3. L’aidant.e-sentinelle et le territoire du soi

3. L’aidant.e-sentinelle et le territoire du soi

Le diagnostic d’un glioblastome n’est pas une information qu’on reçoit. C’est une secousse qui redistribue tout : le temps, les priorités, les peurs, la façon de se regarder. Dans les premières semaines, pendant que j’essayais de comprendre ce qui arrivait à mon propre cerveau, j’ai vu une métamorphose se faire — discrète, irréversible. Celle de mon épouse.


Elle n’est plus seulement ma femme, ma complice, mon alliée. Elle est devenue, sans l’avoir demandé, mon aidante principale. Et j’ai fini par lui donner un nom, dans ma tête : l’aidante-sentinelle.

Une sentinelle, ce n’est pas quelqu’un qui gagne une guerre. C’est quelqu’un qui veille. Qui tient le fil. Qui repère les signaux faibles avant que les autres les voient. Qui protège la maison quand les repères vacillent. Mais une sentinelle n’est pas censée vivre sans sommeil, sans relève, sans abri. Sinon elle s’écroule. Et si elle s’écroule, ce n’est pas qu’elle est faible : c’est qu’on lui a demandé l’impossible.

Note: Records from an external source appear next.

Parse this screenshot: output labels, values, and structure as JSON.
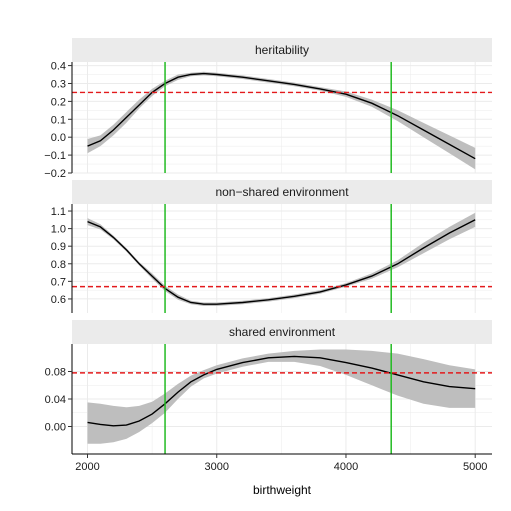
{
  "chart_data": {
    "type": "line",
    "xlabel": "birthweight",
    "xlim": [
      1880,
      5130
    ],
    "x_ticks": [
      2000,
      3000,
      4000,
      5000
    ],
    "x_tick_labels": [
      "2000",
      "3000",
      "4000",
      "5000"
    ],
    "vertical_lines": {
      "x": [
        2600,
        4350
      ],
      "color": "#22bb22"
    },
    "colors": {
      "line": "#000000",
      "ribbon": "#bebebe",
      "reference": "#e31a1c",
      "strip": "#ebebeb",
      "grid": "#ebebeb"
    },
    "grid": true,
    "panels": [
      {
        "title": "heritability",
        "ylim": [
          -0.2,
          0.42
        ],
        "y_ticks": [
          -0.2,
          -0.1,
          0.0,
          0.1,
          0.2,
          0.3,
          0.4
        ],
        "y_tick_labels": [
          "−0.2",
          "−0.1",
          "0.0",
          "0.1",
          "0.2",
          "0.3",
          "0.4"
        ],
        "hline": 0.25,
        "x": [
          2000,
          2100,
          2200,
          2300,
          2400,
          2500,
          2600,
          2700,
          2800,
          2900,
          3000,
          3200,
          3400,
          3600,
          3800,
          4000,
          4200,
          4400,
          4600,
          4800,
          5000
        ],
        "y": [
          -0.05,
          -0.02,
          0.04,
          0.11,
          0.18,
          0.25,
          0.3,
          0.335,
          0.35,
          0.355,
          0.35,
          0.335,
          0.315,
          0.295,
          0.27,
          0.24,
          0.19,
          0.12,
          0.04,
          -0.04,
          -0.12
        ],
        "lower": [
          -0.09,
          -0.05,
          0.01,
          0.08,
          0.16,
          0.23,
          0.285,
          0.32,
          0.34,
          0.345,
          0.34,
          0.325,
          0.305,
          0.285,
          0.26,
          0.225,
          0.17,
          0.09,
          0.0,
          -0.09,
          -0.18
        ],
        "upper": [
          -0.01,
          0.01,
          0.07,
          0.14,
          0.21,
          0.27,
          0.315,
          0.35,
          0.36,
          0.365,
          0.36,
          0.345,
          0.325,
          0.305,
          0.28,
          0.255,
          0.21,
          0.15,
          0.08,
          0.01,
          -0.06
        ]
      },
      {
        "title": "non−shared environment",
        "ylim": [
          0.52,
          1.14
        ],
        "y_ticks": [
          0.6,
          0.7,
          0.8,
          0.9,
          1.0,
          1.1
        ],
        "y_tick_labels": [
          "0.6",
          "0.7",
          "0.8",
          "0.9",
          "1.0",
          "1.1"
        ],
        "hline": 0.67,
        "x": [
          2000,
          2100,
          2200,
          2300,
          2400,
          2500,
          2600,
          2700,
          2800,
          2900,
          3000,
          3200,
          3400,
          3600,
          3800,
          4000,
          4200,
          4400,
          4600,
          4800,
          5000
        ],
        "y": [
          1.04,
          1.01,
          0.95,
          0.88,
          0.8,
          0.73,
          0.66,
          0.61,
          0.58,
          0.57,
          0.57,
          0.58,
          0.595,
          0.615,
          0.64,
          0.68,
          0.73,
          0.8,
          0.89,
          0.975,
          1.05
        ],
        "lower": [
          1.02,
          0.995,
          0.94,
          0.87,
          0.79,
          0.715,
          0.645,
          0.595,
          0.57,
          0.56,
          0.56,
          0.57,
          0.585,
          0.605,
          0.63,
          0.67,
          0.715,
          0.78,
          0.86,
          0.94,
          1.01
        ],
        "upper": [
          1.06,
          1.025,
          0.96,
          0.89,
          0.81,
          0.745,
          0.675,
          0.625,
          0.59,
          0.58,
          0.58,
          0.59,
          0.605,
          0.625,
          0.65,
          0.69,
          0.745,
          0.82,
          0.92,
          1.01,
          1.09
        ]
      },
      {
        "title": "shared environment",
        "ylim": [
          -0.04,
          0.12
        ],
        "y_ticks": [
          0.0,
          0.04,
          0.08
        ],
        "y_tick_labels": [
          "0.00",
          "0.04",
          "0.08"
        ],
        "hline": 0.078,
        "x": [
          2000,
          2100,
          2200,
          2300,
          2400,
          2500,
          2600,
          2700,
          2800,
          2900,
          3000,
          3200,
          3400,
          3600,
          3800,
          4000,
          4200,
          4400,
          4600,
          4800,
          5000
        ],
        "y": [
          0.006,
          0.003,
          0.001,
          0.002,
          0.008,
          0.018,
          0.033,
          0.05,
          0.065,
          0.075,
          0.083,
          0.093,
          0.1,
          0.102,
          0.1,
          0.093,
          0.085,
          0.075,
          0.065,
          0.058,
          0.055
        ],
        "lower": [
          -0.025,
          -0.025,
          -0.023,
          -0.018,
          -0.008,
          0.005,
          0.02,
          0.04,
          0.058,
          0.07,
          0.077,
          0.087,
          0.094,
          0.094,
          0.088,
          0.075,
          0.06,
          0.045,
          0.033,
          0.027,
          0.027
        ],
        "upper": [
          0.035,
          0.033,
          0.03,
          0.028,
          0.03,
          0.036,
          0.048,
          0.062,
          0.074,
          0.082,
          0.089,
          0.099,
          0.106,
          0.11,
          0.112,
          0.112,
          0.11,
          0.106,
          0.098,
          0.089,
          0.083
        ]
      }
    ]
  }
}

J’écris cet article en tant que malade, pour celles et ceux qui accompagnent un proche atteint d’un glioblastome. Pas pour donner une recette universelle. Ce que mon épouse et moi avons mis en place est un costume sur mesure : adapté à nos tempéraments, à notre couple, à ce que nous sommes vraiment. Mon seul objectif est de vous aider à apprivoiser ce rôle dès que vous le comprenez — à accepter vos limites dès le départ, et à construire quelque chose qui vous permette d’aller le plus loin possible sans vous effacer.


La naissance de la sentinelle : un apprentissage dans l’action


On fantasme souvent un basculement net : à partir d’aujourd’hui, je deviens aidant. La réalité, chez nous, a été plus lente, plus confuse — un à deux mois d’apprentissage à tâtons, dans l’action. Et c’était déroutant, parce que je ne suis pas devenu soudainement absent ou inutile. Je pense encore. Je ressens. Je peux discuter, décider, argumenter. Mais le coût de certaines décisions est devenu très élevé : fatigue, surcharge cognitive, lenteur, confusion parfois. Le quotidien s’est rempli d’une complexité qu’il n’avait pas avant — rendez-vous, examens, traitements, effets secondaires, papiers, trajets, conversations médicales, et en dessous de tout ça, le travail silencieux de préparer les choses pour qu’elles continuent quand je ne serai plus là.

C’est là que mon épouse a commencé à porter ce qui ne se voit pas sur les ordonnances : la charge mentale de la continuité. Faire en sorte que la vie reste habitable.

Ce que j’ai compris, progressivement, c’est que ce rôle est immense — mais qu’il n’est pas une identité totale. Ce n’est pas devenir une personne différente. C’est endosser une fonction. Et une fonction a besoin de limites, d’outils, de relais.


Distinguer ce qui dépend de vous, et agir là-dessus


Au début, on veut tout maîtriser. C’est une réaction de survie : si je comprends tout, si je contrôle tout, je souffrirai moins. Sauf que la maladie se moque de nos tableaux parfaits.

Nous avons gagné en stabilité le jour où nous avons appris à séparer deux colonnes, mentalement. Ce qui ne dépend pas de nous : l’incertitude, le rythme de la maladie, les résultats d’IRM, certains effets secondaires, la météo émotionnelle des jours difficiles. Et ce qui dépend de nous : notre organisation, la façon de communiquer, la manière de demander de l’aide, la protection de l’aidante, les micro-choix qui rendent le quotidien respirable.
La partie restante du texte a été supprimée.